Koen Vangorp, CEO at LED lighting specialist MechaTronix, was pleased to share that the company, together with Belgian retailer the Colruyt Group, has made a breakthough in LED lighting technology for vertical farming. They have developed a technique that hazes the lights in an artificial farm using indirect lighting. This, said Vangorp, means the “light is everywhere” and can penetrate hard-to-reach parts of the plant. Trials have so far shown that this hazing technique increased plant density in strawberry plants by more than 30 per cent and production by 38 per cent. In basil crops, the plants’ fresh weight increased by 55 per cent. Vangorp asserted that this technological breakthrough could help make vertical farming a more viable business prospect as it is known to have high capital and operating expenditures.

The importance of information sharing

Following the presentations, delegates took part in round-table discussions to discuss the possible ways in which research and innovation for sustainable horticulture development can be improved. They then shared their findings with the other groups.

Jacqueline van Oosten of Wageningen University concluded that legislation is an important obstacle that can hamper the implementation of research and innovation into practice. For example, in Europe it can take ten years for new crop protection solutions to be approved by legislators.

She also highlighted that research and development can be better brought to the end user through the use of online information platforms that facilitate networking.

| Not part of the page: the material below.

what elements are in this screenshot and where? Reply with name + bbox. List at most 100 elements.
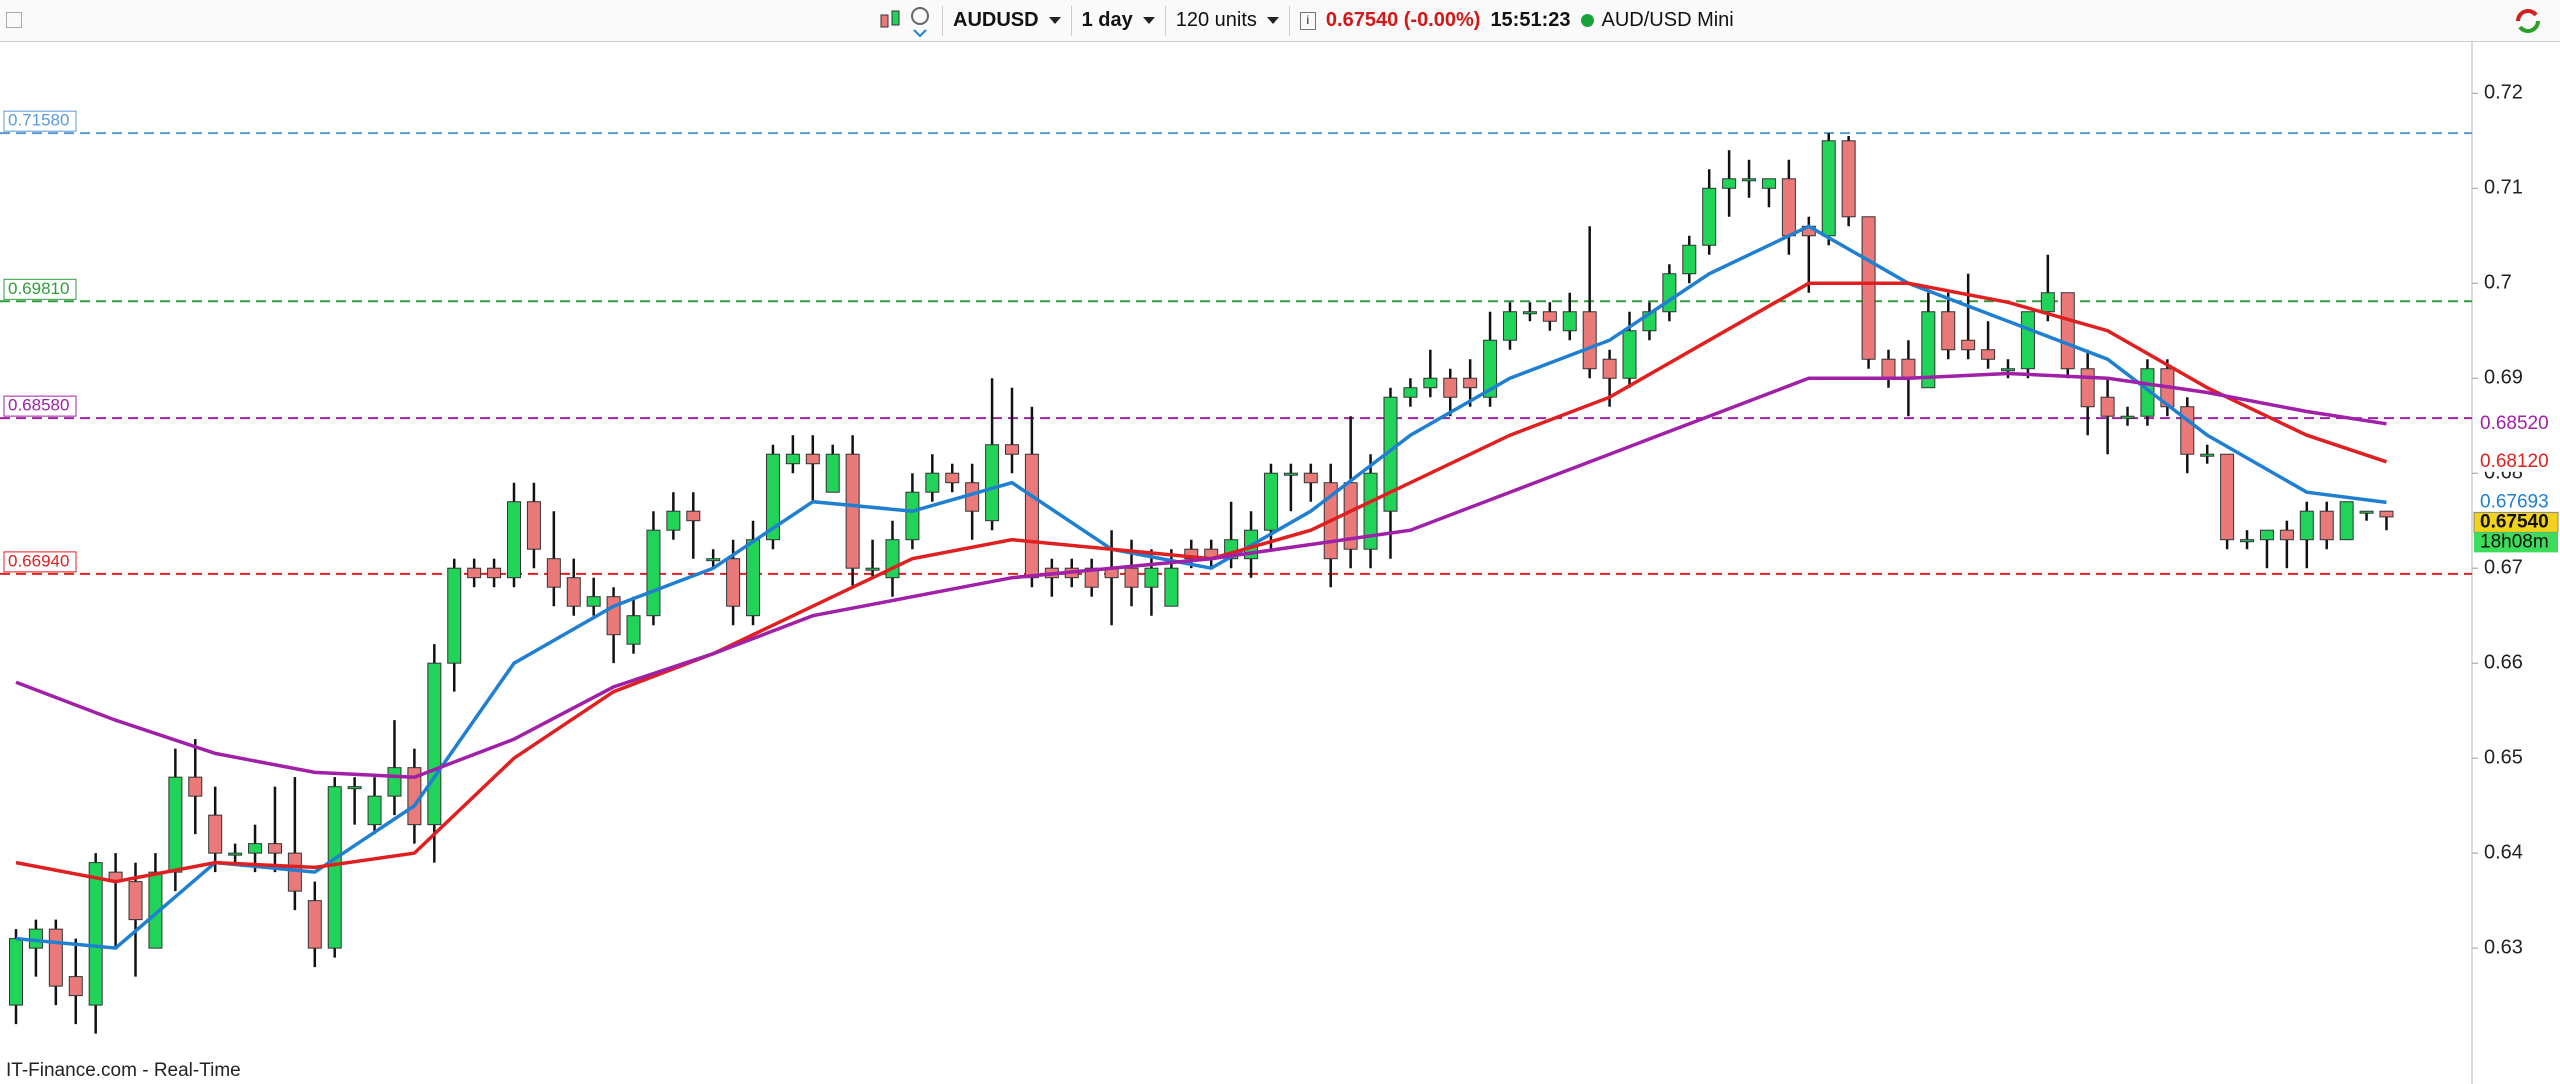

Delegates also emphasised the importance of information sessions such as GreenTech’s Research Meets Innovator.

Grower Felix Tarrats, CEO of CEICKOR University and a grower in Mexico , noted that horticulture research where he is based in Mexico tends to be carried out by the private sector and so “coming to this roundtable and to GreenTech is very important so that we can meet all of you.”

The possibility of creating a larger Research Meets Innovator session in future – one that connects innovators with funding opportunities through “Dragon’s Den”-style pitches and networking – was also suggested by delegates.